Our study had some limitations that should be mentioned. First, we were unable to obtain accurate inpatient or outpatient data of the cases and thus we could not present the distribution of respiratory viruses according to inpatient and outpatient groups. However, most of our contracted healthcare institutions consisted of local outpatient polyclinics in Istanbul, and a high proportion of the samples may have been collected from outpatients and a minority from inpatients. Second, although multiplex real-time PCR assays are reported to have excellent sensitivity and specificity, there is a possibility of false-positive or false-negative results. As mentioned above, it may be difficult to diagnose whether a positive nasopharyngeal swab shows the etiology or evidence of nasopharyngeal colonization. Lastly, one year may be considered too short a time for an epidemiologic study, but we think that our preliminary data could provide useful findings for further investigations.

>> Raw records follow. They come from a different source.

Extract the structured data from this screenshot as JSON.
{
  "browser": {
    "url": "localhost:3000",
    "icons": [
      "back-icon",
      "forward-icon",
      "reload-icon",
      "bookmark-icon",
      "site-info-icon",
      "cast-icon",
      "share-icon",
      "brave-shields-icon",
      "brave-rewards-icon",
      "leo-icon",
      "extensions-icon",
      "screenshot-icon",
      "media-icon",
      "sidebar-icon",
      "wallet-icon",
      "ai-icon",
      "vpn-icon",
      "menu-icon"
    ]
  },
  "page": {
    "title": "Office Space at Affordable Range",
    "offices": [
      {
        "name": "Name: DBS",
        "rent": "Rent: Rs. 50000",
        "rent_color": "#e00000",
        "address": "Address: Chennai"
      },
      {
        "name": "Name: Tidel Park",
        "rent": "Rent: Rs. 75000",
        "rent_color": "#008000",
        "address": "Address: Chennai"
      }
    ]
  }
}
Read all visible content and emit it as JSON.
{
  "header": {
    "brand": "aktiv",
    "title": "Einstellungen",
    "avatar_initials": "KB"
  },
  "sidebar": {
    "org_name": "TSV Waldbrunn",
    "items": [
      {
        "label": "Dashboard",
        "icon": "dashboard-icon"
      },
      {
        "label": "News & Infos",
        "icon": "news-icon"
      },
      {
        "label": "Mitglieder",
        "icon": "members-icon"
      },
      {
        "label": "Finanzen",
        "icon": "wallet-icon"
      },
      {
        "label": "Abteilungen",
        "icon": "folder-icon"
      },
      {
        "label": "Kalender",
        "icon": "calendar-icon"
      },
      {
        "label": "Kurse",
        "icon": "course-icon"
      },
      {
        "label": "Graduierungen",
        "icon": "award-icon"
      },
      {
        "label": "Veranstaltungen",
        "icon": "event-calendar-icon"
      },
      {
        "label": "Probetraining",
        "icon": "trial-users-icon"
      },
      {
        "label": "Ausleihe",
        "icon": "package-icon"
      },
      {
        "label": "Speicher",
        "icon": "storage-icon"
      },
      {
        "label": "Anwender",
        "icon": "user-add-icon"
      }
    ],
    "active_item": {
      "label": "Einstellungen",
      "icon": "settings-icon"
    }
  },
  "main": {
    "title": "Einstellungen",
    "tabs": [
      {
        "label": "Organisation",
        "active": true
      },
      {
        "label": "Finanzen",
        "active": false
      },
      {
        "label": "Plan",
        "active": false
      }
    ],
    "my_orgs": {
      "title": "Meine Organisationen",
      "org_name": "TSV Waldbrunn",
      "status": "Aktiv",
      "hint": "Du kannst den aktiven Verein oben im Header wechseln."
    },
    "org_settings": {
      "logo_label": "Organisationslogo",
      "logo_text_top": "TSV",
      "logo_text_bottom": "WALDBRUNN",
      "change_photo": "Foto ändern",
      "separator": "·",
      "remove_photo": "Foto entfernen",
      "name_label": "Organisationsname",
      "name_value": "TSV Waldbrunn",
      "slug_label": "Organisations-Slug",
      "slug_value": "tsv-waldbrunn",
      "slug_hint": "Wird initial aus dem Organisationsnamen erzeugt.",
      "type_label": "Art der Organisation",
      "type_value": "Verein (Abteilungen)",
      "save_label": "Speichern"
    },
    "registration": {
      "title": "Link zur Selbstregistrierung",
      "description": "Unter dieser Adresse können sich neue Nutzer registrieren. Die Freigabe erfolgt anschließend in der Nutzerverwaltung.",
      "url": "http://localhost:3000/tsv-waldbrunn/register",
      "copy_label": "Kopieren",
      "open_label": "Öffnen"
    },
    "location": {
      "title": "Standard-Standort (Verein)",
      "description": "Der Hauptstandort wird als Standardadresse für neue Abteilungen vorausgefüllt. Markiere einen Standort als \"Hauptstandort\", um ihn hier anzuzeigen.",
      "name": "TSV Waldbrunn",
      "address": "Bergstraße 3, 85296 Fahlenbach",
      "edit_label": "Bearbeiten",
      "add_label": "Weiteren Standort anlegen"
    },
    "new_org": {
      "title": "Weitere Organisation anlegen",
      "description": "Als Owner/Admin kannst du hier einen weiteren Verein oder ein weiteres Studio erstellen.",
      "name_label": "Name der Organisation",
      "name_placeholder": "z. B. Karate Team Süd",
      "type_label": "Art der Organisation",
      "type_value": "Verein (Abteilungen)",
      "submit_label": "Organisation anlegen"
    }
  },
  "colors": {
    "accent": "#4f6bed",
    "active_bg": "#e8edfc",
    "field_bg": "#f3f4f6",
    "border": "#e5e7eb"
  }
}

In conclusion, IFV-A was found to be the most prevalent respiratory pathogen in all age groups except for children under 5 years of age, in whom RSV A/B was the most common agent. In our region, respiratory viruses were generally active in the early spring and winter, and the peak months for these agents were different from each other over a one-year period. Early detection and monitoring of respiratory pathogens is essential in order to avoid the unnecessary use of antibiotics, to control the spread of infection, and to contribute to public health surveillance efforts, and the multiplex real-time PCR assay could be a suitable and effective method in this regard.